Tal vez una sociedad se mide también por cómo mira a quienes fracasan. Puede tratarlos como restos de un sistema competitivo, o como culpables de su propia caída. Puede exigirles una rápida reintegración para que vuelvan a ser útiles. O puede reconocer en ellos, sencillamente, un rostro, una historia, una dignidad que reclama respeto.

La tradición cristiana introduce aquí una inversión profunda. El centro de la fe es el Crucificado. La cruz no convierte el dolor en espectáculo ni santifica cualquier derrota; revela que Dios entra en el lugar del abandono, de la humillación, de la impotencia. Por eso, para el cristiano, ninguna vida queda definitivamente identificada con su fracaso.

La resurrección tampoco es una promesa barata de éxito. No asegura que todo saldrá como deseamos. Habla de una esperanza más profunda: lo que ha sido vivido con verdad, amor y entrega no se pierde sin más.
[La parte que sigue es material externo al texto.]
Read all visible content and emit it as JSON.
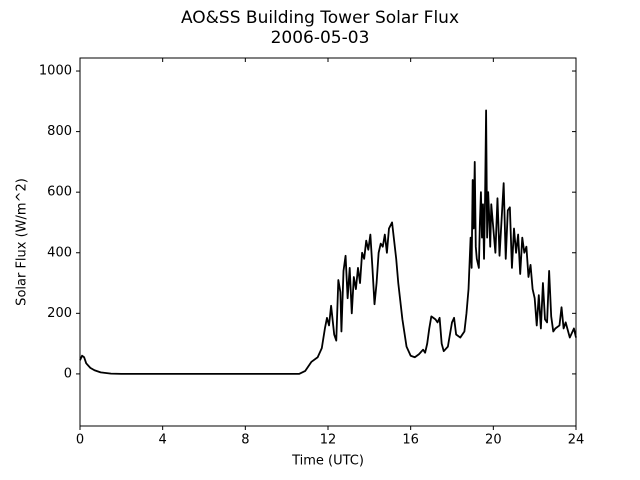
{
  "chart_data": {
    "type": "line",
    "title": "AO&SS Building Tower Solar Flux",
    "subtitle": "2006-05-03",
    "x_label": "Time (UTC)",
    "y_label": "Solar Flux (W/m^2)",
    "color": "#000000",
    "x": [
      0,
      0.1,
      0.2,
      0.3,
      0.5,
      0.7,
      1,
      1.5,
      2,
      4,
      6,
      8,
      10,
      10.6,
      10.9,
      11.2,
      11.5,
      11.7,
      11.85,
      11.95,
      12.05,
      12.15,
      12.3,
      12.4,
      12.5,
      12.6,
      12.65,
      12.75,
      12.85,
      12.95,
      13.05,
      13.15,
      13.25,
      13.35,
      13.45,
      13.55,
      13.65,
      13.75,
      13.85,
      13.95,
      14.05,
      14.15,
      14.25,
      14.35,
      14.45,
      14.55,
      14.65,
      14.75,
      14.85,
      14.95,
      15.1,
      15.2,
      15.3,
      15.4,
      15.6,
      15.8,
      16,
      16.2,
      16.4,
      16.6,
      16.7,
      16.8,
      16.9,
      17,
      17.2,
      17.3,
      17.4,
      17.5,
      17.6,
      17.8,
      17.9,
      18,
      18.1,
      18.2,
      18.4,
      18.6,
      18.7,
      18.8,
      18.9,
      18.95,
      19,
      19.05,
      19.1,
      19.15,
      19.2,
      19.3,
      19.35,
      19.4,
      19.45,
      19.5,
      19.55,
      19.6,
      19.65,
      19.7,
      19.75,
      19.8,
      19.85,
      19.9,
      20,
      20.1,
      20.2,
      20.3,
      20.4,
      20.5,
      20.6,
      20.7,
      20.8,
      20.9,
      21,
      21.1,
      21.2,
      21.3,
      21.4,
      21.5,
      21.6,
      21.7,
      21.8,
      21.9,
      22,
      22.1,
      22.2,
      22.3,
      22.4,
      22.5,
      22.6,
      22.7,
      22.8,
      22.9,
      23,
      23.2,
      23.3,
      23.4,
      23.5,
      23.7,
      23.9,
      24
    ],
    "values": [
      45,
      60,
      55,
      35,
      20,
      12,
      5,
      1,
      0,
      0,
      0,
      0,
      0,
      0,
      10,
      40,
      55,
      85,
      150,
      185,
      160,
      225,
      130,
      110,
      310,
      270,
      140,
      340,
      390,
      250,
      350,
      200,
      320,
      280,
      350,
      300,
      400,
      380,
      440,
      410,
      460,
      350,
      230,
      300,
      400,
      430,
      420,
      460,
      400,
      480,
      500,
      440,
      380,
      300,
      180,
      90,
      60,
      55,
      65,
      80,
      70,
      100,
      150,
      190,
      180,
      170,
      185,
      100,
      75,
      90,
      130,
      170,
      185,
      130,
      120,
      140,
      200,
      280,
      450,
      350,
      640,
      480,
      700,
      420,
      380,
      350,
      500,
      600,
      450,
      560,
      380,
      580,
      870,
      450,
      600,
      520,
      420,
      560,
      480,
      400,
      580,
      390,
      510,
      630,
      380,
      540,
      550,
      350,
      480,
      400,
      460,
      330,
      450,
      400,
      420,
      320,
      360,
      280,
      250,
      160,
      260,
      150,
      300,
      180,
      170,
      340,
      190,
      140,
      150,
      160,
      220,
      150,
      170,
      120,
      150,
      120
    ],
    "xlim": [
      0,
      24
    ],
    "xticks": [
      0,
      4,
      8,
      12,
      16,
      20,
      24
    ],
    "ylim": [
      -172,
      1043
    ],
    "yticks": [
      0,
      200,
      400,
      600,
      800,
      1000
    ],
    "grid": false
  }
}
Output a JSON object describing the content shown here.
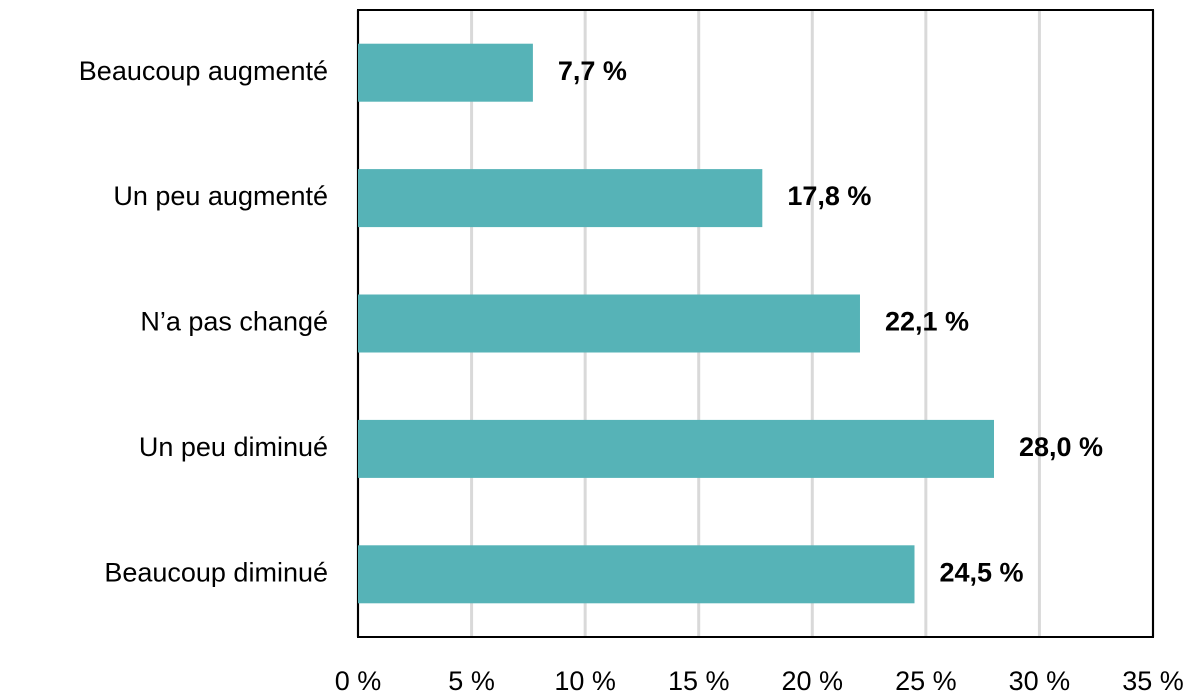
{
  "chart_data": {
    "type": "bar",
    "orientation": "horizontal",
    "categories": [
      "Beaucoup augmenté",
      "Un peu augmenté",
      "N’a pas changé",
      "Un peu diminué",
      "Beaucoup diminué"
    ],
    "values": [
      7.7,
      17.8,
      22.1,
      28.0,
      24.5
    ],
    "value_labels": [
      "7,7 %",
      "17,8 %",
      "22,1 %",
      "28,0 %",
      "24,5 %"
    ],
    "color": "#56b3b7",
    "xlim": [
      0,
      35
    ],
    "xticks": [
      {
        "value": 0,
        "label": "0 %"
      },
      {
        "value": 5,
        "label": "5 %"
      },
      {
        "value": 10,
        "label": "10 %"
      },
      {
        "value": 15,
        "label": "15 %"
      },
      {
        "value": 20,
        "label": "20 %"
      },
      {
        "value": 25,
        "label": "25 %"
      },
      {
        "value": 30,
        "label": "30 %"
      },
      {
        "value": 35,
        "label": "35 %"
      }
    ],
    "grid": true
  }
}
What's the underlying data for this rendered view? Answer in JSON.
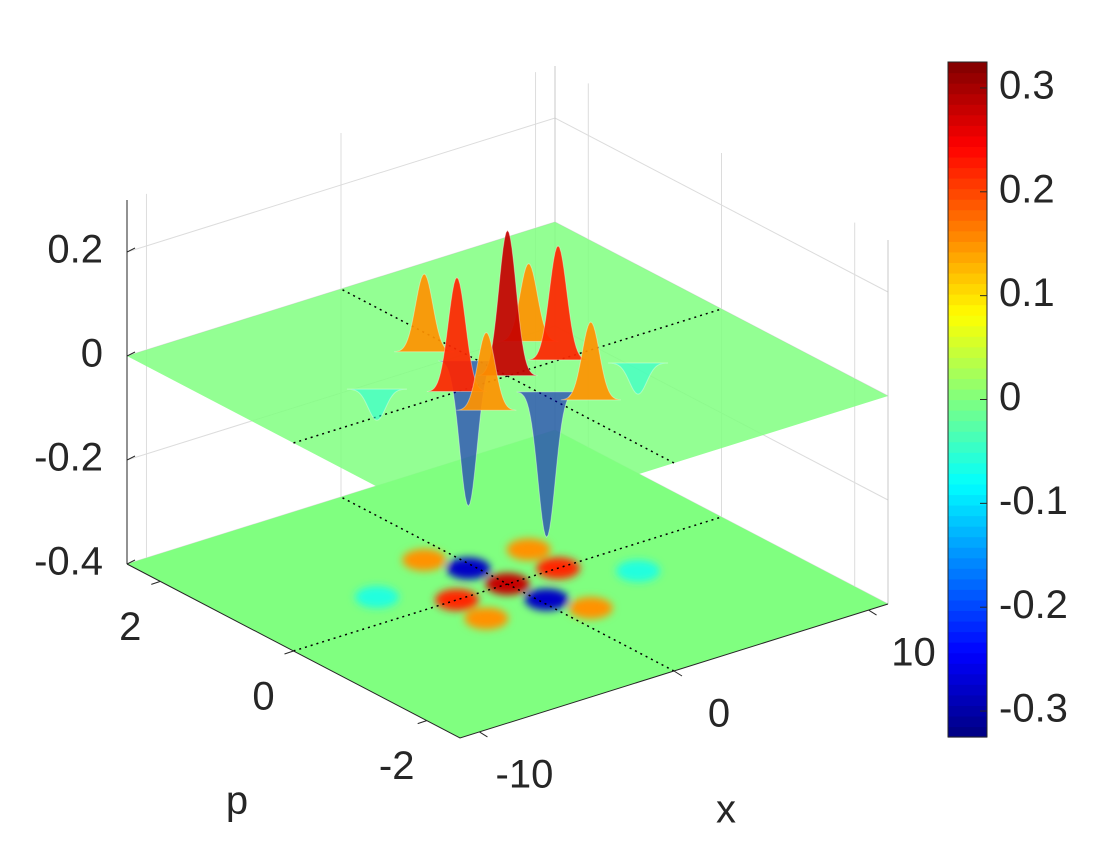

Incluso en la ruina puede abrirse un futuro. Incluso después de una caída puede recomenzar una vida.

Kierkegaard escribió contra la ilusión de una cristiandad cómoda, integrada en las convenciones sociales y satisfecha de sí misma. Cada persona debe apropiarse de su propia existencia, responder por ella, ponerse ante Dios sin esconderse detrás de la multitud. La fe, para él, requiere una renovación constante. No funciona como una posesión segura, adquirida de una vez para siempre.

Quizá por eso el fracaso pueda ser, en determinados momentos, una puerta estrecha hacia una vida menos superficial. Obliga a abandonar papeles que ya no sostienen. Hace caer máscaras. Destruye ciertas seguridades. Y deja al descubierto una pregunta que el éxito consigue silenciar durante mucho tiempo: ¿qué permanece cuando ya no puedo demostrar nada?

Permanece la persona, y su dignidad. Permanece la posibilidad de amar y de ser amado, y la responsabilidad de levantarse, cuando sea posible, sin fingir que no ha habido herida. Y permanece, para quien cree, la certeza de que Dios no se retira del lugar donde nuestra vida parece haber perdido brillo.

El fracaso seguirá siendo doloroso; no hace falta embellecerlo. Pero quizá deje de ser un escándalo cuando comprendamos que una vida humana no se mide por la suma de sus victorias, sino por la verdad con que ha sido vivida, por el amor que ha sabido dar y recibir, por la fidelidad con que ha atravesado sus noches y por la esperanza que ha conservado cuando ya no quedaban aplausos.